でも、文法は伝えたいことを正確に伝え合うために、なくてはならないもの。英語の構成とその文法を使う状況をマスターすることで、言いたいことがより正確に伝わるようになるのはもちろん、相手の発言や情報を正確に把握できるようになります。
英語の文法を勉強するときのコツをご紹介します。
Contents
1. 文法の構成(SVOC)をマスターする~英語の基本~
「過去形」「現在完了形」「現在進行形」「SVO」「SVOC」・・・文法と聞いて真っ先にこれらの用語を思い浮かべましたか。
確かに中学校や高校では頻繁に登場した用語で、英語の文法を理解するための一つの手段ではあるのですが、英語を上達させるために、これらの用語自体を覚えておく必要があるかというと、そんなことはありません。用語を忘れてしまっても問題ありません。

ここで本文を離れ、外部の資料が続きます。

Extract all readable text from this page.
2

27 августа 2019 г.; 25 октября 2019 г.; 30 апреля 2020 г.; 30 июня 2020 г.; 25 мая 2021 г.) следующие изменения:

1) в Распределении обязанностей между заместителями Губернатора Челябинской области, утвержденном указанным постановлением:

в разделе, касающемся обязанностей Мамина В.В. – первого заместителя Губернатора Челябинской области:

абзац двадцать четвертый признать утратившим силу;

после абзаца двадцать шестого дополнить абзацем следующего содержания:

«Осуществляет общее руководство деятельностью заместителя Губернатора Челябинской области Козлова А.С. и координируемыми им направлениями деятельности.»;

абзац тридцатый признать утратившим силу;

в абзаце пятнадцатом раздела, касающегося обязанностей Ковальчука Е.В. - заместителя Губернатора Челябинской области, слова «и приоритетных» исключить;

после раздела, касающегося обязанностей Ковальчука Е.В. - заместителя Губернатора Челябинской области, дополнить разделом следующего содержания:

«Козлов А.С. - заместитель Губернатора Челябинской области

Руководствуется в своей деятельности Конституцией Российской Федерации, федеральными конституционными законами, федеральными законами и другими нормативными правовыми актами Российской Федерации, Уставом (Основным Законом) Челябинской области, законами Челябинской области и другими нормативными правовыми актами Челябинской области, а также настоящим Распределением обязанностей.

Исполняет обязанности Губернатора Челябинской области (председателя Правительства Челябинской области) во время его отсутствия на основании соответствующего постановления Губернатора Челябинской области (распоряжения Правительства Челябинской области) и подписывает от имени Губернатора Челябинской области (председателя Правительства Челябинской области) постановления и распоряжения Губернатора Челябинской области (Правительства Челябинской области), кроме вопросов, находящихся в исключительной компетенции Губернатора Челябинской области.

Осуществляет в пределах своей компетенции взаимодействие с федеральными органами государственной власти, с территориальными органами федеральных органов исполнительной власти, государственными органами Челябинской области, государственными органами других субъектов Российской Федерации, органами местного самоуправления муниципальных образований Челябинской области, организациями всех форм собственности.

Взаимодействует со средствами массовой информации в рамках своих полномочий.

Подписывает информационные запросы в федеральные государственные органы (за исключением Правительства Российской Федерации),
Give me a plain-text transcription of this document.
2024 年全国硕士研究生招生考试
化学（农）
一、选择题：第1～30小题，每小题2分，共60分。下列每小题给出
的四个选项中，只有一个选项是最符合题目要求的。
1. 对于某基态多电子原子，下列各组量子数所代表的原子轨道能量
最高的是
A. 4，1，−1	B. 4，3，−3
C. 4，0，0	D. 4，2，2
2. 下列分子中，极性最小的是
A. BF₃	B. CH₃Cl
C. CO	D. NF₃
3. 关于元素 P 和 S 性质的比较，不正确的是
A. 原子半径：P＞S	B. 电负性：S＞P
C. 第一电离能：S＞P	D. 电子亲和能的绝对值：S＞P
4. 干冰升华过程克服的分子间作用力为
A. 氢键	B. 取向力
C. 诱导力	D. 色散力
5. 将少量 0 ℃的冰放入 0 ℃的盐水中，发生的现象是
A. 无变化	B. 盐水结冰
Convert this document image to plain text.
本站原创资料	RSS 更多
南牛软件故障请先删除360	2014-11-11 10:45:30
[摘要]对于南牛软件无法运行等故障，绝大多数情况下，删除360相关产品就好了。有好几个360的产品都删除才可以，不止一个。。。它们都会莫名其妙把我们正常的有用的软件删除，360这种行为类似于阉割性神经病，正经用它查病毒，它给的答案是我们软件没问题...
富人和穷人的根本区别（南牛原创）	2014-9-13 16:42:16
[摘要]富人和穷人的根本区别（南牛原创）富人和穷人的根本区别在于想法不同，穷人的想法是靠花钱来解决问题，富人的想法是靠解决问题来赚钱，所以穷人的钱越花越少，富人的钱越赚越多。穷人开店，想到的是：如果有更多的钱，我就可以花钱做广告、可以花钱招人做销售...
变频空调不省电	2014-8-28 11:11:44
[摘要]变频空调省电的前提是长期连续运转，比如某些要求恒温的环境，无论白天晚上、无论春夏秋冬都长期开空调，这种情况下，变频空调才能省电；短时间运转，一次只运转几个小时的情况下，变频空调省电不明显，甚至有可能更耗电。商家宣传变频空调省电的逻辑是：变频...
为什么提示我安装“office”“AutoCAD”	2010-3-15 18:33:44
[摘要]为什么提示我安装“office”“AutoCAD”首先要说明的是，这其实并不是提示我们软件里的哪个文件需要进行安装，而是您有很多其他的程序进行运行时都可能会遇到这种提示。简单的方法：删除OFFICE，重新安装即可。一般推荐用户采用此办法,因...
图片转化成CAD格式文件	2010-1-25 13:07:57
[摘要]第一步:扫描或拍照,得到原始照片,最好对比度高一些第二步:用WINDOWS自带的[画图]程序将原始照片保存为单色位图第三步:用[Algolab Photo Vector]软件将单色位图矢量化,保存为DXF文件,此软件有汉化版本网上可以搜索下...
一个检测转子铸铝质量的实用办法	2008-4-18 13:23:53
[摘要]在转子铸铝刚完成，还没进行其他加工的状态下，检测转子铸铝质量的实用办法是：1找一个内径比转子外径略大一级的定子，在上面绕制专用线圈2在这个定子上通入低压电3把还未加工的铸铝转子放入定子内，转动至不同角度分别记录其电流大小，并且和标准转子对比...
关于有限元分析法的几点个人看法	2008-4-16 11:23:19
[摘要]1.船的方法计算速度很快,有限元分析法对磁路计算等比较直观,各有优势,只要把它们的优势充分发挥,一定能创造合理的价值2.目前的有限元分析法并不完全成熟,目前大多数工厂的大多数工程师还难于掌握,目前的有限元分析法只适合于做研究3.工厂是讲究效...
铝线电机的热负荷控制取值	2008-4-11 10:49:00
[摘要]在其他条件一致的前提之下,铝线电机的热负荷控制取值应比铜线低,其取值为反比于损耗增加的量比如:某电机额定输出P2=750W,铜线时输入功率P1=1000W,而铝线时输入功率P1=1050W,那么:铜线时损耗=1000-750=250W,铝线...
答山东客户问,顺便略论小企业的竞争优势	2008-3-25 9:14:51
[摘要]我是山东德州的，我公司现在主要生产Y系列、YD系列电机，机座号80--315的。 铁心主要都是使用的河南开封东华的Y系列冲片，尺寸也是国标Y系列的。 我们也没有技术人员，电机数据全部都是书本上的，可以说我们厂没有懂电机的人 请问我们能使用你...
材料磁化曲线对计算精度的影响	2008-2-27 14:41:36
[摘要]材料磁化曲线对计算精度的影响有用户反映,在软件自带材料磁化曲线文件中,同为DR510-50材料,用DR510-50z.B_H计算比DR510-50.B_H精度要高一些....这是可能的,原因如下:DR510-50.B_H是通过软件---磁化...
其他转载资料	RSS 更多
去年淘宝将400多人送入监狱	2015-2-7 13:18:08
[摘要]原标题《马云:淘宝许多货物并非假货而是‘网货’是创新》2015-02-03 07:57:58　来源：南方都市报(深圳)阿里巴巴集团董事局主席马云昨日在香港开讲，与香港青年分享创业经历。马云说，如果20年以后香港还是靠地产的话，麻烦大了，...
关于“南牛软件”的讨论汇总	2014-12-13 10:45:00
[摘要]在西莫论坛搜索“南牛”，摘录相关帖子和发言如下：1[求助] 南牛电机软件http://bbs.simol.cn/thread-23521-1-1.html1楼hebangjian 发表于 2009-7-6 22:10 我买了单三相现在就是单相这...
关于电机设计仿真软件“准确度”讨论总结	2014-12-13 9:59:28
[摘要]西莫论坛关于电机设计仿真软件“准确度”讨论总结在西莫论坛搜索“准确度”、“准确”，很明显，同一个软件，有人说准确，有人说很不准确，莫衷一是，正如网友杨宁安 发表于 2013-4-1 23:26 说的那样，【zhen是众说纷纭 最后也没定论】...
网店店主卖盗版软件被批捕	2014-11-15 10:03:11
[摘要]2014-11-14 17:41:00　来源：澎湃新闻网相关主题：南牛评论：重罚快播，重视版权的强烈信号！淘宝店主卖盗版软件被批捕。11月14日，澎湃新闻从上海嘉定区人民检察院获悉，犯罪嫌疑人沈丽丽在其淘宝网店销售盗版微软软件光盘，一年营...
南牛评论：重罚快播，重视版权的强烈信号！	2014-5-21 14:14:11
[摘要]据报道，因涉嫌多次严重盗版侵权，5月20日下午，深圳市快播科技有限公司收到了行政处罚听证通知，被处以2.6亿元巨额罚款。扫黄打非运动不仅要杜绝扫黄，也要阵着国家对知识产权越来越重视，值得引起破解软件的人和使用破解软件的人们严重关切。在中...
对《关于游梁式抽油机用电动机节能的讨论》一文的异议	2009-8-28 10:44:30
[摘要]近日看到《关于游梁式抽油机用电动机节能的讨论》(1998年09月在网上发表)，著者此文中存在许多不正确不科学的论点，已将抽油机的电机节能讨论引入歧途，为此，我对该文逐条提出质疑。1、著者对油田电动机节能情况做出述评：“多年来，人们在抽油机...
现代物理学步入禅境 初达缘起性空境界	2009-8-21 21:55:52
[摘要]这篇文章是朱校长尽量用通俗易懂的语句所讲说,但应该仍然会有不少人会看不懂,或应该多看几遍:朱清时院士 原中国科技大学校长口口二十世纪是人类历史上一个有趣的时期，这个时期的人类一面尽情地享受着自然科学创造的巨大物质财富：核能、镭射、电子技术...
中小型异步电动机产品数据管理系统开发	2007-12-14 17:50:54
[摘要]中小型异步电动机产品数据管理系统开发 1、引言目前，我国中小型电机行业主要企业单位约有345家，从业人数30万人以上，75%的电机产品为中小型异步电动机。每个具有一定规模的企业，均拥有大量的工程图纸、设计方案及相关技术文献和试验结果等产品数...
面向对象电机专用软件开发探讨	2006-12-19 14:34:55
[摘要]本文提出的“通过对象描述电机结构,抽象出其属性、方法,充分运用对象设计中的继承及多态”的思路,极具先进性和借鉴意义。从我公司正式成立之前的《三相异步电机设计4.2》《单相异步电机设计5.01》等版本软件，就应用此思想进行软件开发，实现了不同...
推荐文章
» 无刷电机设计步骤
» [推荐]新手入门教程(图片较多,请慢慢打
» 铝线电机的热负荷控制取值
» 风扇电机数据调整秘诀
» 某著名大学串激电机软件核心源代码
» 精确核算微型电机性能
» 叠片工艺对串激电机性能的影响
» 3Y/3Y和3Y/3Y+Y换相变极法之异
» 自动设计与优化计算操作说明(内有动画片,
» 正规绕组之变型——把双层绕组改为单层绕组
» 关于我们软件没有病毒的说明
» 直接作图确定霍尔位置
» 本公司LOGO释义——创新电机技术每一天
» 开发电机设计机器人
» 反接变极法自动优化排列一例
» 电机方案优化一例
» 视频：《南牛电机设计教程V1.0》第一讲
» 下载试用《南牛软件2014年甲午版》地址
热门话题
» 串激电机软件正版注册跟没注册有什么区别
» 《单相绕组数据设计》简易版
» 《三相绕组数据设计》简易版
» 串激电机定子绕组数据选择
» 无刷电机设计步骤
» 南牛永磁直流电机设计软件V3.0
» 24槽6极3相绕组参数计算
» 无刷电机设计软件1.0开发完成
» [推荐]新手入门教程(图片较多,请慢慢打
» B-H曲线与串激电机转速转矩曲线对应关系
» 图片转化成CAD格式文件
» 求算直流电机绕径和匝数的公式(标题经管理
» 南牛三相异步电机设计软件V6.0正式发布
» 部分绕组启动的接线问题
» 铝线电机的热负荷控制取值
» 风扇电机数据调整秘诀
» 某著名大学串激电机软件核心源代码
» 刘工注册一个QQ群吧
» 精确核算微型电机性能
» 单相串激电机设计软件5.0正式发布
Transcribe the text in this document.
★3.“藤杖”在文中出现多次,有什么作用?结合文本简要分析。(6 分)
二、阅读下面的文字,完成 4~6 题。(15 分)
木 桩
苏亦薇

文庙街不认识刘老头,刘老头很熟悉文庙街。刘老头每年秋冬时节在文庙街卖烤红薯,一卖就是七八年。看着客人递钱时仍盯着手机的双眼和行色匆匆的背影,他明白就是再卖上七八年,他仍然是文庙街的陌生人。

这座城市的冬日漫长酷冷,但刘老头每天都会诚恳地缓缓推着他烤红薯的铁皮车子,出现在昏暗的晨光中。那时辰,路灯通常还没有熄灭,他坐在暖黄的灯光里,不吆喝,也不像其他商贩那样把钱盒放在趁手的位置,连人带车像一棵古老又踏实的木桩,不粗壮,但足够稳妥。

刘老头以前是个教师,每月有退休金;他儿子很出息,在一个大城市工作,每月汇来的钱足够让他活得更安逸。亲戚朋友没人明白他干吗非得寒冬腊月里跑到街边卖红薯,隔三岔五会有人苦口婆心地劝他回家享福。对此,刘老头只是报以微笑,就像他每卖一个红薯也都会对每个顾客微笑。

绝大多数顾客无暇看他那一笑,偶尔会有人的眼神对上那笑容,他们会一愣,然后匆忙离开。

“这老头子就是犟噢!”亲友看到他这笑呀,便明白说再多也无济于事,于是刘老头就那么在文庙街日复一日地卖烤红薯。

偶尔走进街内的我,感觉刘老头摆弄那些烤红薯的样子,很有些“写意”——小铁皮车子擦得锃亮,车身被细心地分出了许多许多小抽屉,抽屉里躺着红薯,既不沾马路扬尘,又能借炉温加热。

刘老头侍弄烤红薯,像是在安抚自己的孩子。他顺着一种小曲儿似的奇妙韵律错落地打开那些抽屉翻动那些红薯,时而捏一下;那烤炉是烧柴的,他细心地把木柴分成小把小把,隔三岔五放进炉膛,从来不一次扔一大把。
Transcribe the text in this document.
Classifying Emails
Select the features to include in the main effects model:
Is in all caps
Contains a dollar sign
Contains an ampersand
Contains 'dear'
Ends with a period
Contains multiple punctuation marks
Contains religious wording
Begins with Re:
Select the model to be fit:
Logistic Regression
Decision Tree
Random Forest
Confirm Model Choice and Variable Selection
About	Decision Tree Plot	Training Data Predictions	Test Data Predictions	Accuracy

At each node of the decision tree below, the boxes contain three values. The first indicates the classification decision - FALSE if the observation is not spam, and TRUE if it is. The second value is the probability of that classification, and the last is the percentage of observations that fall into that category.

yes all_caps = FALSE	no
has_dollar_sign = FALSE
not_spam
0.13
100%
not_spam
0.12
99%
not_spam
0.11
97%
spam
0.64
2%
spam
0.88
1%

もちろん、覚えてはいけないということではありませんが、もっと大切なのは、その文法を用いたときの文の構成と用いる状況を押さえて勉強することです。ここでは、一般的に「過去形」、「現在完了形」と呼ばれている文法のかたちを例に、使う状況と構成を押さえるとはどういうことかご紹介したいと思います。
1-1. 過去形
●過去形を使う状況
過去形は、その名のとおり過去のことを表すかたち。正確には過去時制と呼びます。なぜ過去のかたち必要かというと、話していることが今のことなのか、それとももう終わった出来事なのかを区別するため。そのためには、文に「過去の話」であることを示すラベルを貼る必要があります。
● 過去形の構成
過去の話であることを示すラベルは、基本的には動詞の後ろのedまたはd。特殊なかたちもある。詳細な説明は省きますが、まずは、ざっくりとこのような構造になっていることを押さえるといいですよ。
a. 動詞の後ろにedをつけるもの:
cooked/called/watched/played/jumped/cleaned
b. 動詞の後ろにdをつけるもの:
liked/lived/hatedなど、動詞の原形がeで終わる単語の場合はdのみつければOK
c. 特殊なかたち:
make→made/see→saw/buy→bought/sleep→slept
1-2. 現在完了形
「完了って何?何かが完了しているなら過去形でいいでしょう?この名前を聞くだけでも嫌!という人も多いかもしれません。日本人には少しイメージしにくいかたちだと思いますが、基本はそんなに難しくありません。
●現在完了形を使う状況
中学校・高校では、「たった今までしていたこと」「継続していること」・・・などいくつか現在完了形を使うべき状況を教わったことと思いますが、イマイチ頭に入って来ないのではないでしょうか。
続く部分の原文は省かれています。